© JUNGE FREIHEIT Verlag GmbH & Co.  www.jungefreiheit.de  21/10 21. Mai 2010

Aufgeschnappt
Orientierungslos an der Saar
Matthias Bäkermann

Am 30. August 2009 haben die Saarländer gewählt. Mit gewisser Verzögerung kommt nun das offizielle Handbuch des neuen Landtags der 14. Wahlperiode heraus, in dem neben biographischen Angaben zu den Abgeordneten, der Zusammensetzung der Ausschüsse, der Sitzordnung im Parlament im hinteren Teil auch die Landesverfassung zu finden ist.

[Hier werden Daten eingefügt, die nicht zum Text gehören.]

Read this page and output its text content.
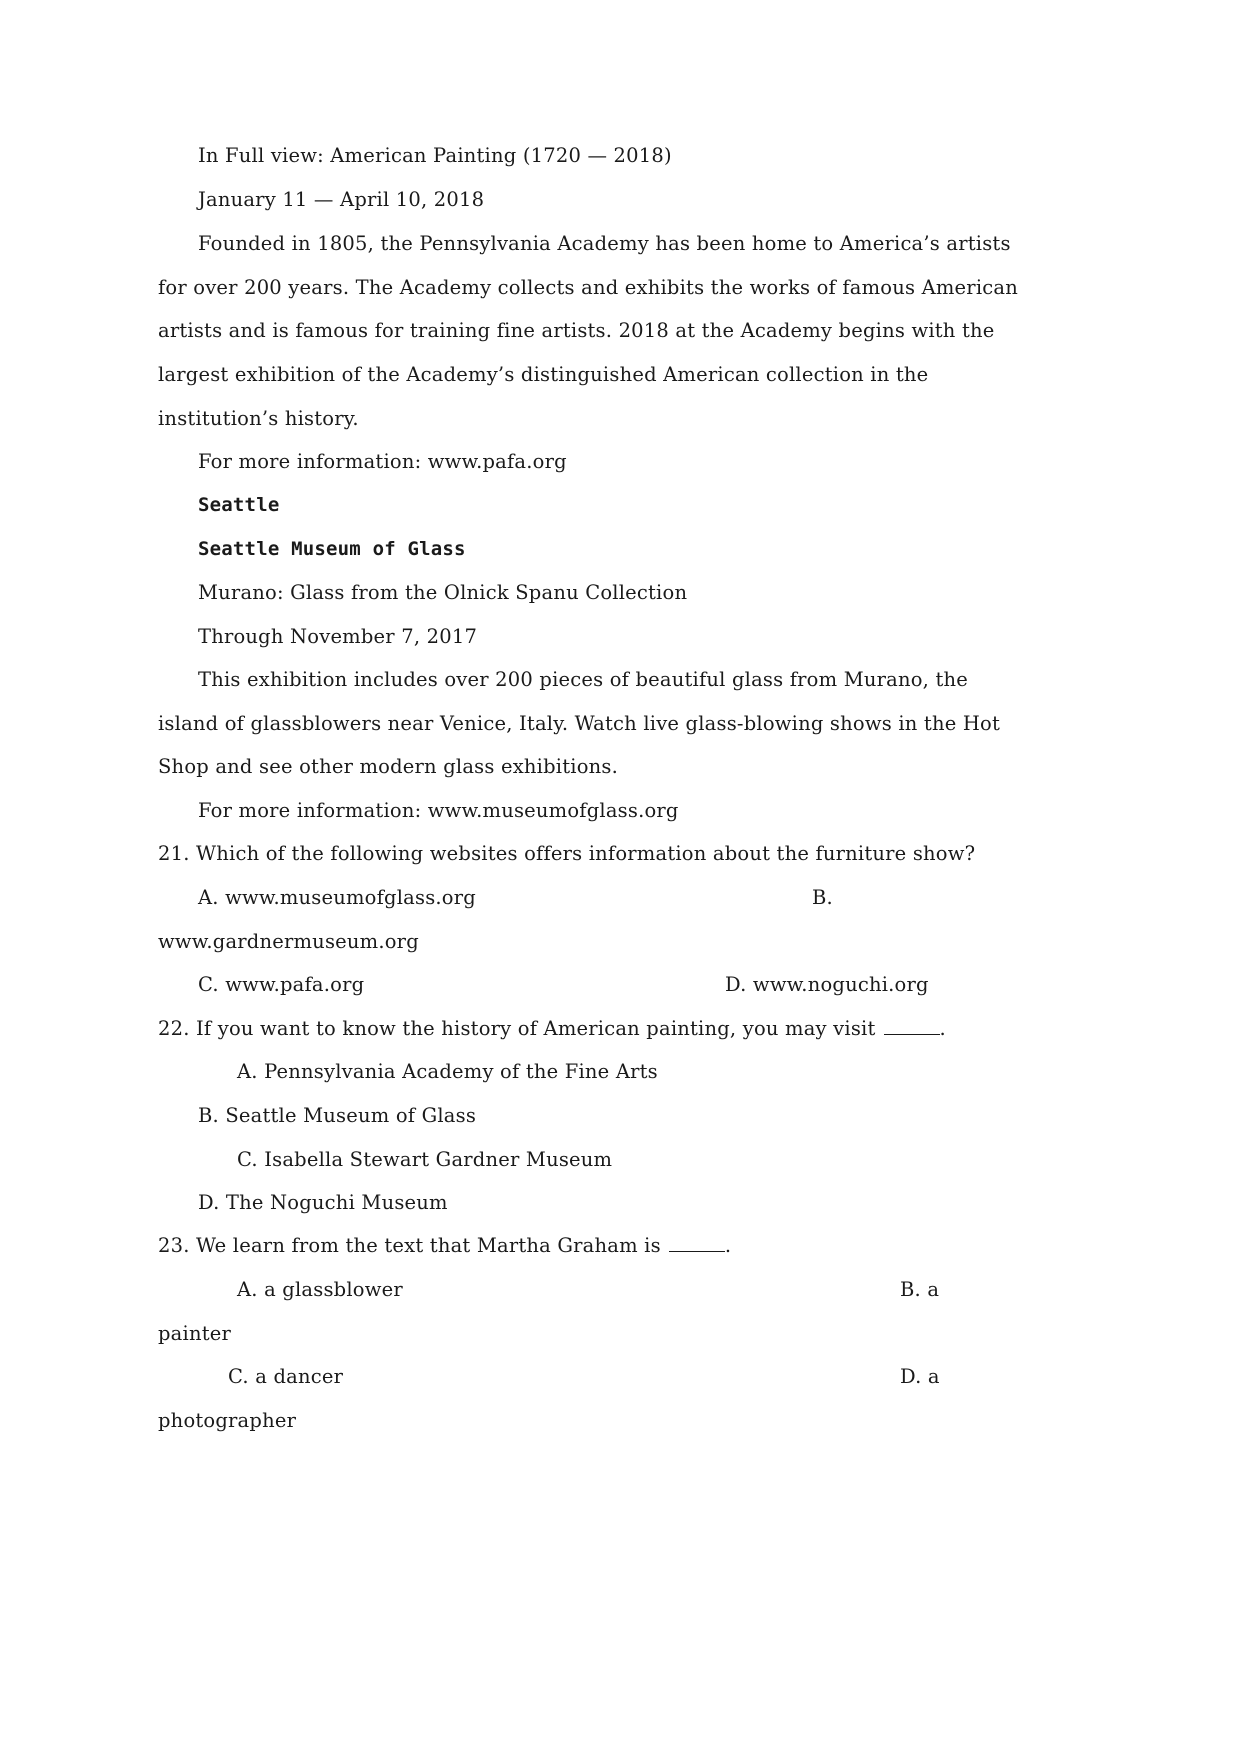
In Full view: American Painting (1720 — 2018)
January 11 — April 10, 2018
Founded in 1805, the Pennsylvania Academy has been home to America’s artists
for over 200 years. The Academy collects and exhibits the works of famous American
artists and is famous for training fine artists. 2018 at the Academy begins with the
largest exhibition of the Academy’s distinguished American collection in the
institution’s history.
For more information: www.pafa.org
Seattle
Seattle Museum of Glass
Murano: Glass from the Olnick Spanu Collection
Through November 7, 2017
This exhibition includes over 200 pieces of beautiful glass from Murano, the
island of glassblowers near Venice, Italy. Watch live glass-blowing shows in the Hot
Shop and see other modern glass exhibitions.
For more information: www.museumofglass.org
21. Which of the following websites offers information about the furniture show?
A. www.museumofglass.org	B.
www.gardnermuseum.org
C. www.pafa.org	D. www.noguchi.org
22. If you want to know the history of American painting, you may visit	.
A. Pennsylvania Academy of the Fine Arts
B. Seattle Museum of Glass
C. Isabella Stewart Gardner Museum
D. The Noguchi Museum
23. We learn from the text that Martha Graham is	.
A. a glassblower	B. a
painter
C. a dancer	D. a
photographer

Bis dahin erschließt sich dem Leser kaum, daß das Saarland Bestandteil Deutschlands ist, da weder der Herausgeber, Landtagspräsident Hans Ley (CDU), in seinem Vorwort darauf eingeht – er spricht über „wechselseitige Abhängigkeit der Landespolitik mit der internationalen, europäischen und bundesstaatlichen Politik“ – noch der historische Exkurs mit dem vielsagenden Namen „Das Saarland. Ein langer Weg nach Europa“ darauf schließen läßt. Irritierend sind im geschichtlichen Abriß auch Deutungen, die das Saarland sogar als Hitlers erste Opfernation vermuten lassen, obwohl bei der Abstimmung 90,4 Prozent der Saarländer für die Rückeingliederung ins Deutsche Reich des nach Versailles abgetrennten Gebiets stimmten: „Mit der Übergabe der Regierungsgeschäfte durch einen Vertreter des Völkerbundes an den Reichsinnenminister im Rathaussaal in Saarbrücken am 1. März 1935 setzte erneut eine Fremdbestimmung für das Saarland ein“, erklärt das Handbuch, obwohl „die braunen Machthaber“ die territorialen Grenzen der Völkerbundzeit beibehielten. Diese Stringenz durchbricht allerdings noch die Feststellung, daß „amerikanische Streitkräfte das Saarland am 21. März 1945 besetzten“. Für eine nächste Auflage läßt sich dieser Fauxpas aber bestimmt in „Befreiung“ umformulieren.